3:84. Droom deze vereisten!!
- Geldige titel
- Beschikkingsbevoegdheid vervreemder
- Geldige leveringshandeling
Wat is hier nou de geldige titel hier: de rechtvaardiging van de overdracht (een koopovereenkomst is niet
genoeg; er is een verplichting nodig die uit de koopovereenkomst voortvloeit die rechtvaardigt dat het
eigendom van de een naar de ander gaat); de verplichting tot levering van het paard uit hoofde van die
koopovereenkomst, dat is de geldige titel. Dus: hier is er GT.
BB – hiervoor moet Mandy eigenaar voor zijn. Gaat ook nog wel eens mis bij faillissement. Hier; wss
gewoon goed.
Levering: cruciaal is: wat gaan we leveren? Hoe is een paard goederenrechtelijk te kwalificeren? Art. 3:2a
BW – dieren zijn geen zaken. Vermogensrechten zijn het ook niet, dus wat? Lid 2: bepalingen betrekkend
tot zaken zijn op dieren van toepassing. Dus dieren worden voor goederenrecht als zaken gezien. Nu: paard
= onroerende zaak. Betekent veel voor verplichting tot levering, die nu voortvloeit uit 3:90 BW –
bezitsverschaffing. Als het bezit van het paar van M naar F kan worden verschaft, dan is er een rechtsgeldige
levering. Kan op twee manieren: feitelijke levering, of ze kunnen zeggen, we laten het paard bij de manege
staan maar door middel van tweezijdige verklaring wordt de levering voltrokken – levering longa manu (dus
3:114 (feitelijke levering) of 115 sub c (levering longa manu)). De manege was houder voor M, nu voor F.

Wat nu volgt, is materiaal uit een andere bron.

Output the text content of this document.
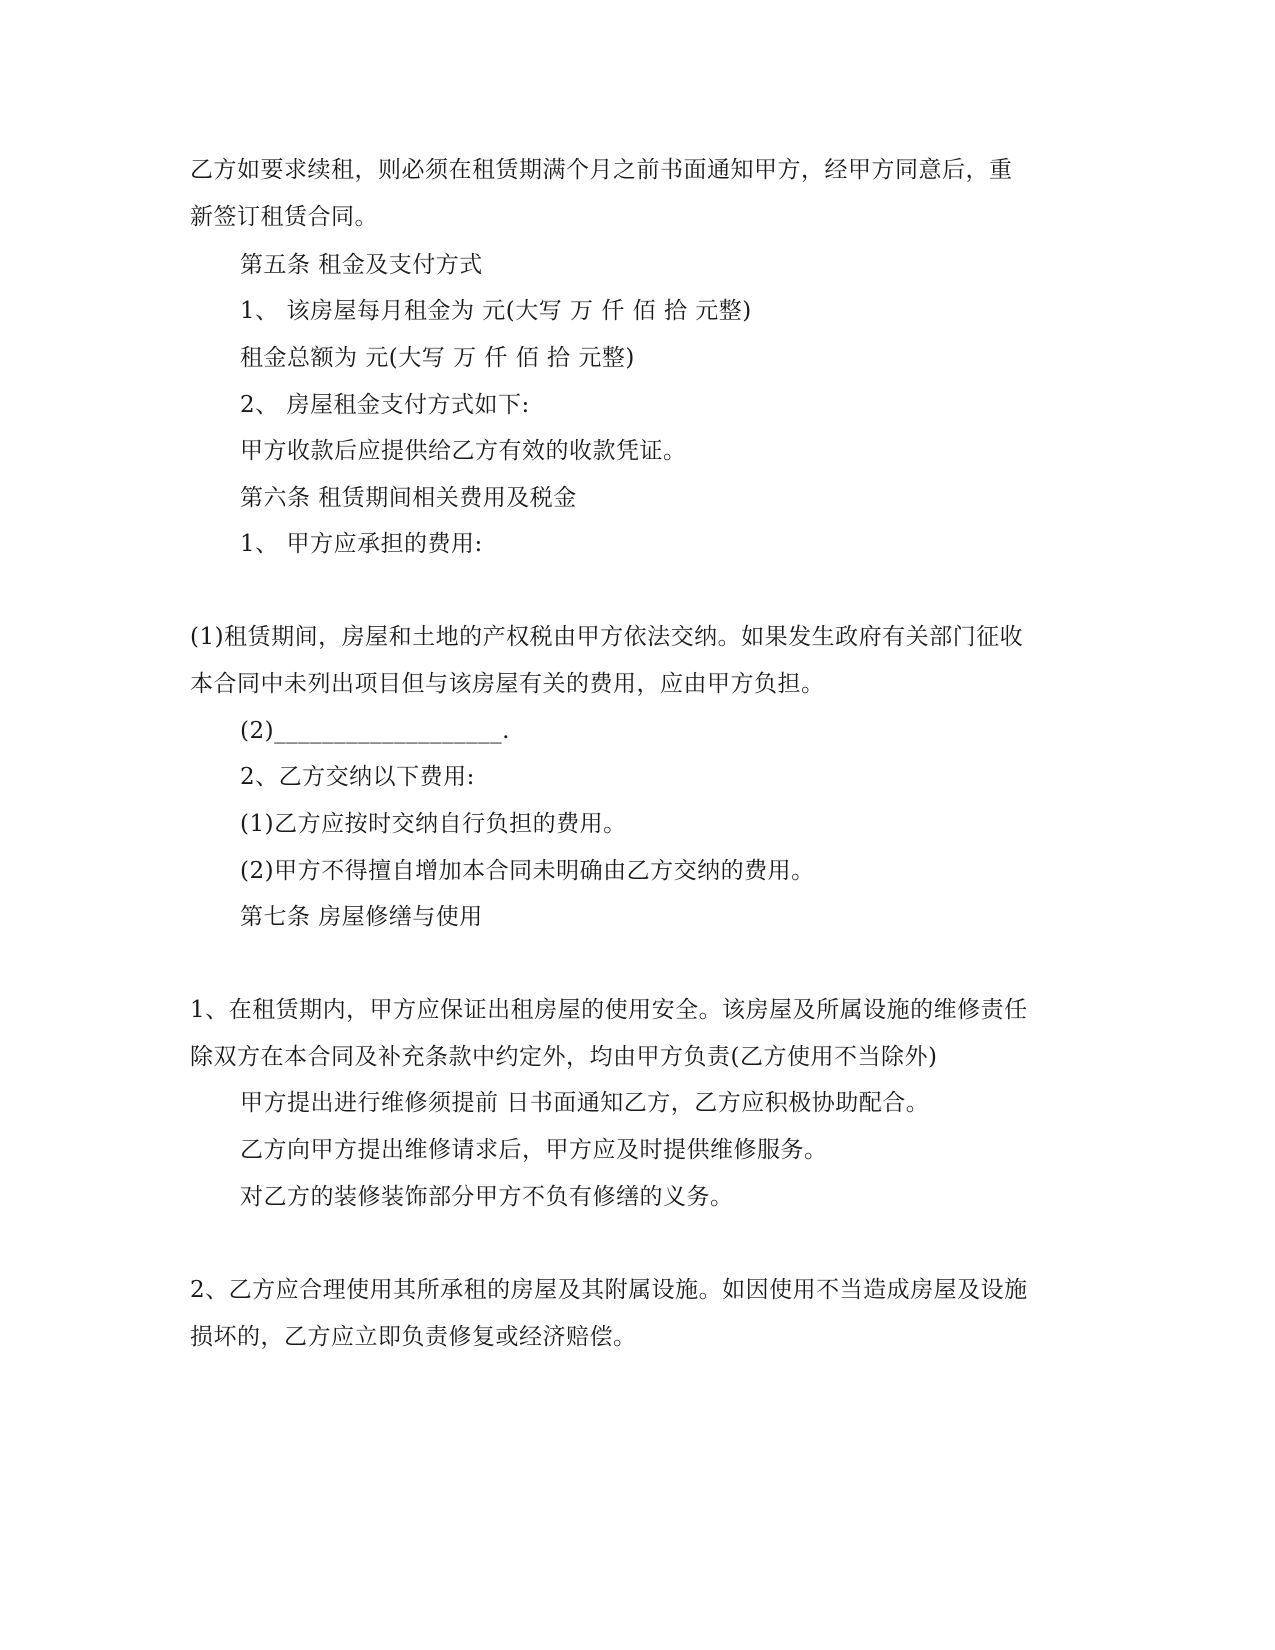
乙方如要求续租，则必须在租赁期满个月之前书面通知甲方，经甲方同意后，重
新签订租赁合同。
第五条 租金及支付方式
1、 该房屋每月租金为 元(大写 万 仟 佰 拾 元整)
租金总额为 元(大写 万 仟 佰 拾 元整)
2、 房屋租金支付方式如下:
甲方收款后应提供给乙方有效的收款凭证。
第六条 租赁期间相关费用及税金
1、 甲方应承担的费用:
(1)租赁期间，房屋和土地的产权税由甲方依法交纳。如果发生政府有关部门征收
本合同中未列出项目但与该房屋有关的费用，应由甲方负担。
(2)___________________.
2、乙方交纳以下费用:
(1)乙方应按时交纳自行负担的费用。
(2)甲方不得擅自增加本合同未明确由乙方交纳的费用。
第七条 房屋修缮与使用
1、在租赁期内，甲方应保证出租房屋的使用安全。该房屋及所属设施的维修责任
除双方在本合同及补充条款中约定外，均由甲方负责(乙方使用不当除外)
甲方提出进行维修须提前 日书面通知乙方，乙方应积极协助配合。
乙方向甲方提出维修请求后，甲方应及时提供维修服务。
对乙方的装修装饰部分甲方不负有修缮的义务。
2、乙方应合理使用其所承租的房屋及其附属设施。如因使用不当造成房屋及设施
损坏的，乙方应立即负责修复或经济赔偿。
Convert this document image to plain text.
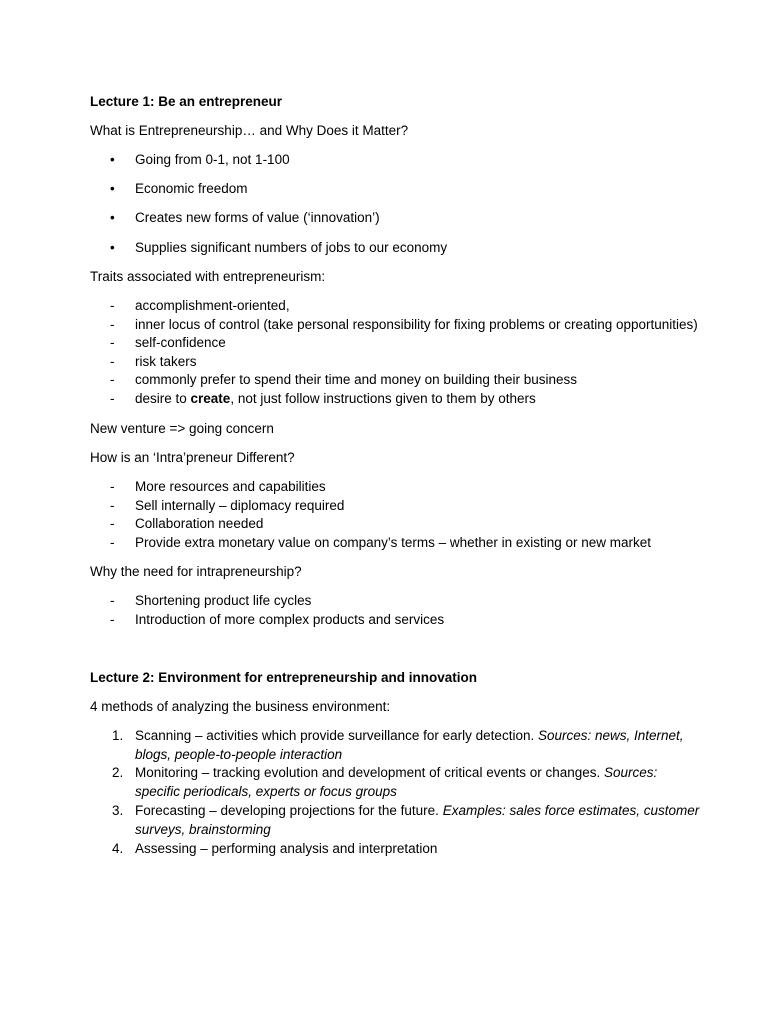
Lecture 1: Be an entrepreneur
What is Entrepreneurship… and Why Does it Matter?
•	Going from 0-1, not 1-100
•	Economic freedom
•	Creates new forms of value (‘innovation’)
•	Supplies significant numbers of jobs to our economy
Traits associated with entrepreneurism:
-	accomplishment-oriented,
-	inner locus of control (take personal responsibility for fixing problems or creating opportunities)
-	self-confidence
-	risk takers
-	commonly prefer to spend their time and money on building their business
-	desire to create, not just follow instructions given to them by others
New venture => going concern
How is an ‘Intra’preneur Different?
-	More resources and capabilities
-	Sell internally – diplomacy required
-	Collaboration needed
-	Provide extra monetary value on company’s terms – whether in existing or new market
Why the need for intrapreneurship?
-	Shortening product life cycles
-	Introduction of more complex products and services
Lecture 2: Environment for entrepreneurship and innovation
4 methods of analyzing the business environment:
1. Scanning – activities which provide surveillance for early detection. Sources: news, Internet, blogs, people-to-people interaction
2. Monitoring – tracking evolution and development of critical events or changes. Sources: specific periodicals, experts or focus groups
3. Forecasting – developing projections for the future. Examples: sales force estimates, customer surveys, brainstorming
4. Assessing – performing analysis and interpretation
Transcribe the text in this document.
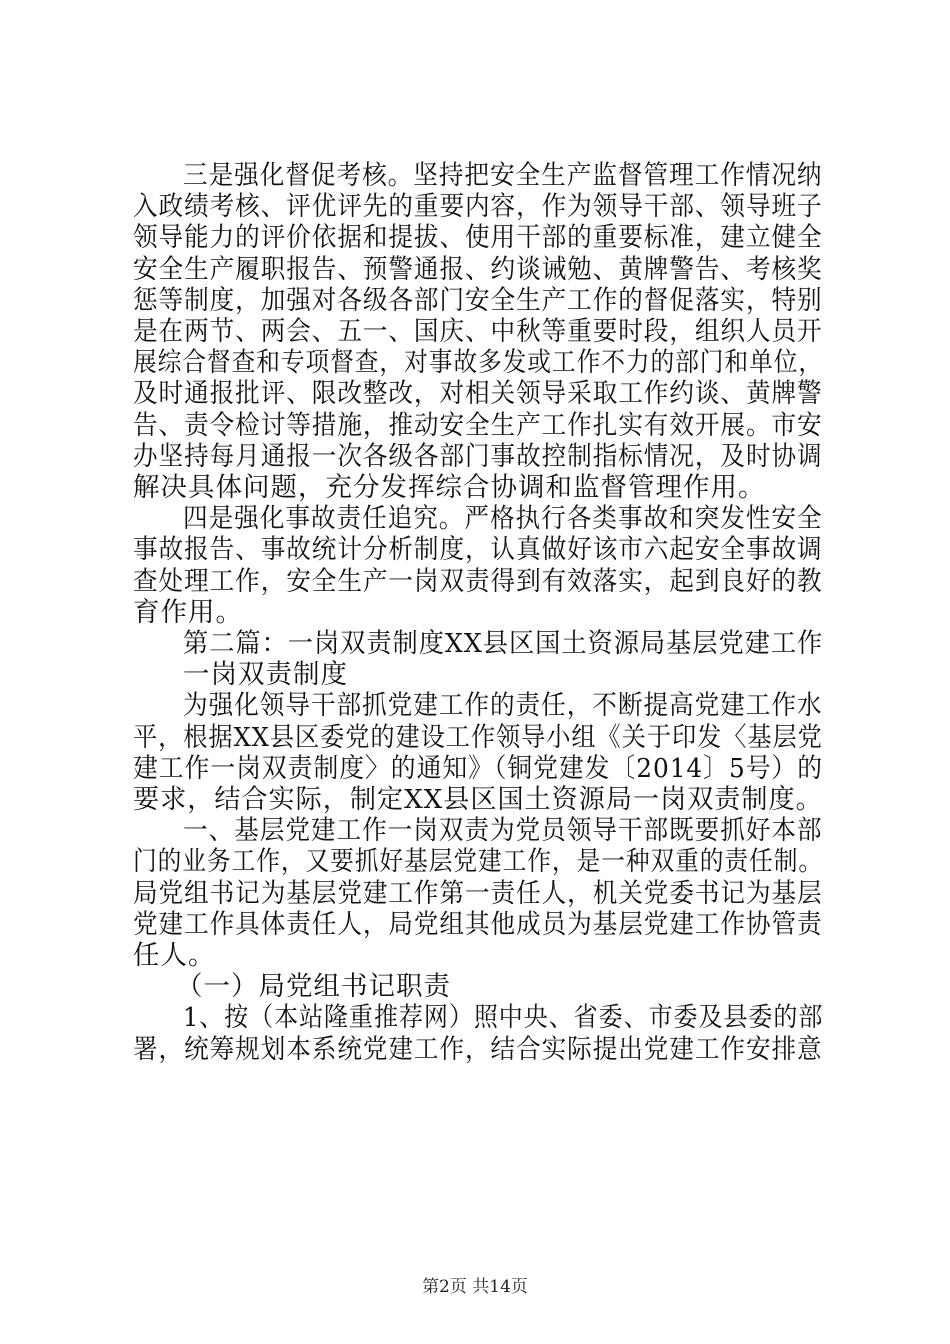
三是强化督促考核。坚持把安全生产监督管理工作情况纳
入政绩考核、评优评先的重要内容，作为领导干部、领导班子
领导能力的评价依据和提拔、使用干部的重要标准，建立健全
安全生产履职报告、预警通报、约谈诫勉、黄牌警告、考核奖
惩等制度，加强对各级各部门安全生产工作的督促落实，特别
是在两节、两会、五一、国庆、中秋等重要时段，组织人员开
展综合督查和专项督查，对事故多发或工作不力的部门和单位，
及时通报批评、限改整改，对相关领导采取工作约谈、黄牌警
告、责令检讨等措施，推动安全生产工作扎实有效开展。市安
办坚持每月通报一次各级各部门事故控制指标情况，及时协调
解决具体问题，充分发挥综合协调和监督管理作用。
四是强化事故责任追究。严格执行各类事故和突发性安全
事故报告、事故统计分析制度，认真做好该市六起安全事故调
查处理工作，安全生产一岗双责得到有效落实，起到良好的教
育作用。
第二篇：一岗双责制度XX县区国土资源局基层党建工作
一岗双责制度
为强化领导干部抓党建工作的责任，不断提高党建工作水
平，根据XX县区委党的建设工作领导小组《关于印发〈基层党
建工作一岗双责制度〉的通知》（铜党建发〔2014〕5号）的
要求，结合实际，制定XX县区国土资源局一岗双责制度。
一、基层党建工作一岗双责为党员领导干部既要抓好本部
门的业务工作，又要抓好基层党建工作，是一种双重的责任制。
局党组书记为基层党建工作第一责任人，机关党委书记为基层
党建工作具体责任人，局党组其他成员为基层党建工作协管责
任人。
（一）局党组书记职责
1、按（本站隆重推荐网）照中央、省委、市委及县委的部
署，统筹规划本系统党建工作，结合实际提出党建工作安排意
第2页 共14页
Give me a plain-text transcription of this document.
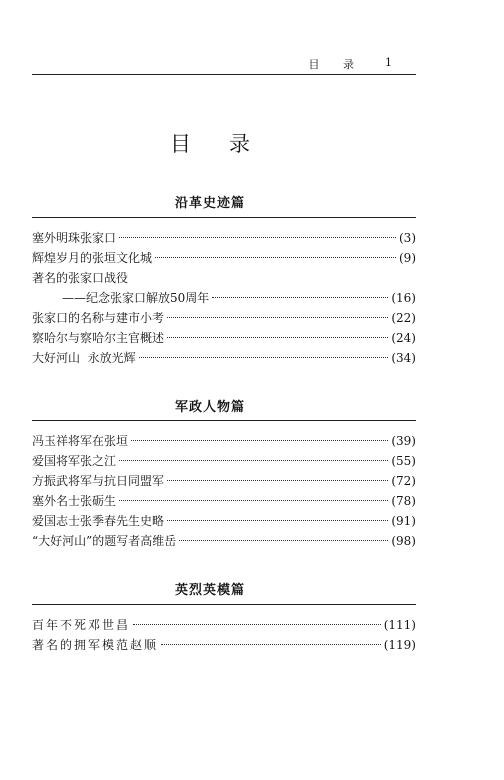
目 录 1
目录
沿革史迹篇
塞外明珠张家口	(3)
辉煌岁月的张垣文化城	(9)
著名的张家口战役
——纪念张家口解放50周年	(16)
张家口的名称与建市小考	(22)
察哈尔与察哈尔主官概述	(24)
大好河山  永放光辉	(34)
军政人物篇
冯玉祥将军在张垣	(39)
爱国将军张之江	(55)
方振武将军与抗日同盟军	(72)
塞外名士张砺生	(78)
爱国志士张季春先生史略	(91)
“大好河山”的题写者高维岳	(98)
英烈英模篇
百年不死邓世昌	(111)
著名的拥军模范赵顺	(119)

Allemaal oke? Ja? Dan is Fieke eigenaar.
Opdracht 2: Frank Boeijen
De succesvolle Nijmeegse zanger Frank Boeijen verdient het grootste deel van zijn geld door het verzorgen
van drukbezochte theatershows. Voor een uitzinnige menigte brengt hij zijn indrukwekkende en ontroerende
repertoire ten gehore. Na afloop van ieder optreden kan Frank Boeijen het geld dat door het theater is
opgehaald met de verkoop van kaartjes innen. Deze vordering op naam bedraagt meestal tussen de 10.000
en 15.000 euro. Frank wil deze vorderingen graag laten voorfinancieren door zijn bank en onderzoekt de
mogelijkheden die vorderingen (voor zover nodig bij voorbaat) te cederen aan zijn bank.
Vraag 1
a) Zijn de vorderingen op de theaters in beginsel overdraagbaar?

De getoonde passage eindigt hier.